Selon le Code IMDG, tous les employés qui manipulent des marchandises dangereuses doivent être formés dans les domaines suivants :

  • Connaissances générales du Code IMDG
  • Compétences spécifiques selon le poste (par exemple, emballage, documentation, empilage de conteneurs)
  • Procédures de sécurité et d’urgence

La formation est obligatoire, régulièrement renouvelée et documentée.

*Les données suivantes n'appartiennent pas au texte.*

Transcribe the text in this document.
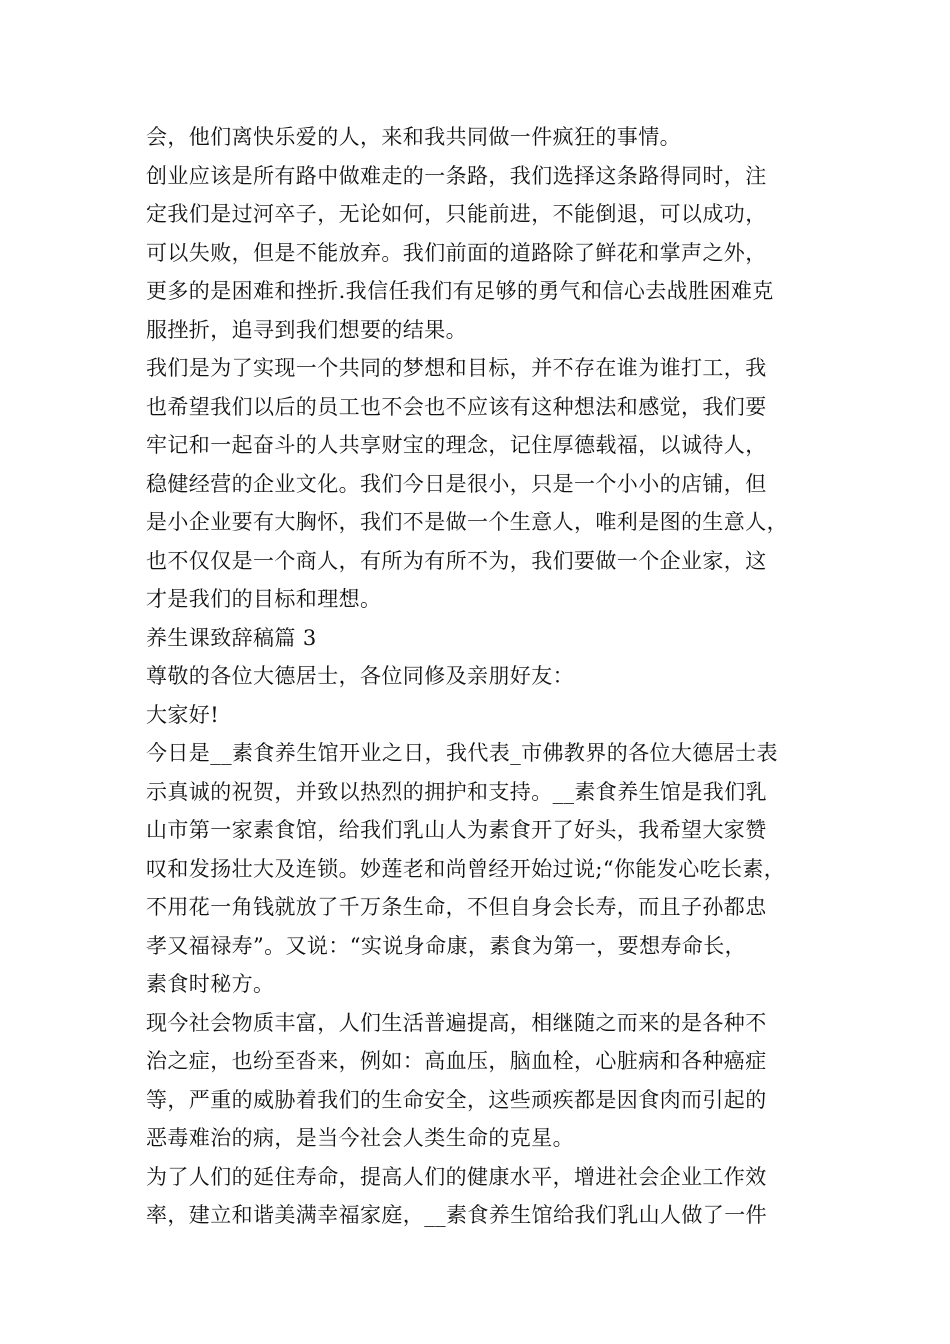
会，他们离快乐爱的人，来和我共同做一件疯狂的事情。
创业应该是所有路中做难走的一条路，我们选择这条路得同时，注
定我们是过河卒子，无论如何，只能前进，不能倒退，可以成功，
可以失败，但是不能放弃。我们前面的道路除了鲜花和掌声之外，
更多的是困难和挫折.我信任我们有足够的勇气和信心去战胜困难克
服挫折，追寻到我们想要的结果。
我们是为了实现一个共同的梦想和目标，并不存在谁为谁打工，我
也希望我们以后的员工也不会也不应该有这种想法和感觉，我们要
牢记和一起奋斗的人共享财宝的理念，记住厚德载福，以诚待人，
稳健经营的企业文化。我们今日是很小，只是一个小小的店铺，但
是小企业要有大胸怀，我们不是做一个生意人，唯利是图的生意人，
也不仅仅是一个商人，有所为有所不为，我们要做一个企业家，这
才是我们的目标和理想。
养生课致辞稿篇 3
尊敬的各位大德居士，各位同修及亲朋好友：
大家好!
今日是__素食养生馆开业之日，我代表_市佛教界的各位大德居士表
示真诚的祝贺，并致以热烈的拥护和支持。__素食养生馆是我们乳
山市第一家素食馆，给我们乳山人为素食开了好头，我希望大家赞
叹和发扬壮大及连锁。妙莲老和尚曾经开始过说;“你能发心吃长素，
不用花一角钱就放了千万条生命，不但自身会长寿，而且子孙都忠
孝又福禄寿”。又说：“实说身命康，素食为第一，要想寿命长，
素食时秘方。
现今社会物质丰富，人们生活普遍提高，相继随之而来的是各种不
治之症，也纷至沓来，例如：高血压，脑血栓，心脏病和各种癌症
等，严重的威胁着我们的生命安全，这些顽疾都是因食肉而引起的
恶毒难治的病，是当今社会人类生命的克星。
为了人们的延住寿命，提高人们的健康水平，增进社会企业工作效
率，建立和谐美满幸福家庭，__素食养生馆给我们乳山人做了一件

Structure du Code IMDG (2024/2025)

Le Code IMDG est un document volumineux composé de plusieurs parties principales :

Volume 1

  • Partie 1 : Dispositions générales, définitions, formation
  • Partie 2 : Classification
  • Partie 4 : Exigences pour l’emballage, les IBC et les réservoirs
  • Partie 5 : Marquage, étiquetage, documentation
  • Partie 6 : Construction et essai des conteneurs, IBC et réservoirs
  • Partie 7 : Règles pour les opérations de transport, le stockage et la ségrégation

Volume 2

  • Partie 3 : Liste des marchandises dangereuses (Liste des marchandises dangereuses – LMD), dispositions spéciales (SP), exemptions
  • Appendices : Articles génériques et N.S.A., glossaire des termes, index alphabétique

Supplément

  • Guide EmS (procédures d’urgence)
  • Guide de premiers secours médicaux (MFAG)
  • Directives pour l’emballage des unités de chargement (Code CTU)
  • Autres recommandations de l’OMI

Liste des marchandises dangereuses (LMD)

Contient des informations clés pour chaque numéro ONU dans 18 colonnes :

ColonneSignificationExemple (ONU 3480)
1Numéro ONU3480
2Nom d’expédition officielBatteries au lithium-ion
3Classe9
4Danger subsidiaire
5Groupe d’emballage (GE)
6Dispositions spéciales (SP)188, 230, 310, 957
8, 10Instructions d’emballage, IBCP903, LP903, IBC08
15Codes EmSF-A, S-I
16Instructions de stockage/ségrégationCatégorie A, SW2, SW22

Derniers changements du Code IMDG (Amendement 42-24, en vigueur à partir du 1.1.2025)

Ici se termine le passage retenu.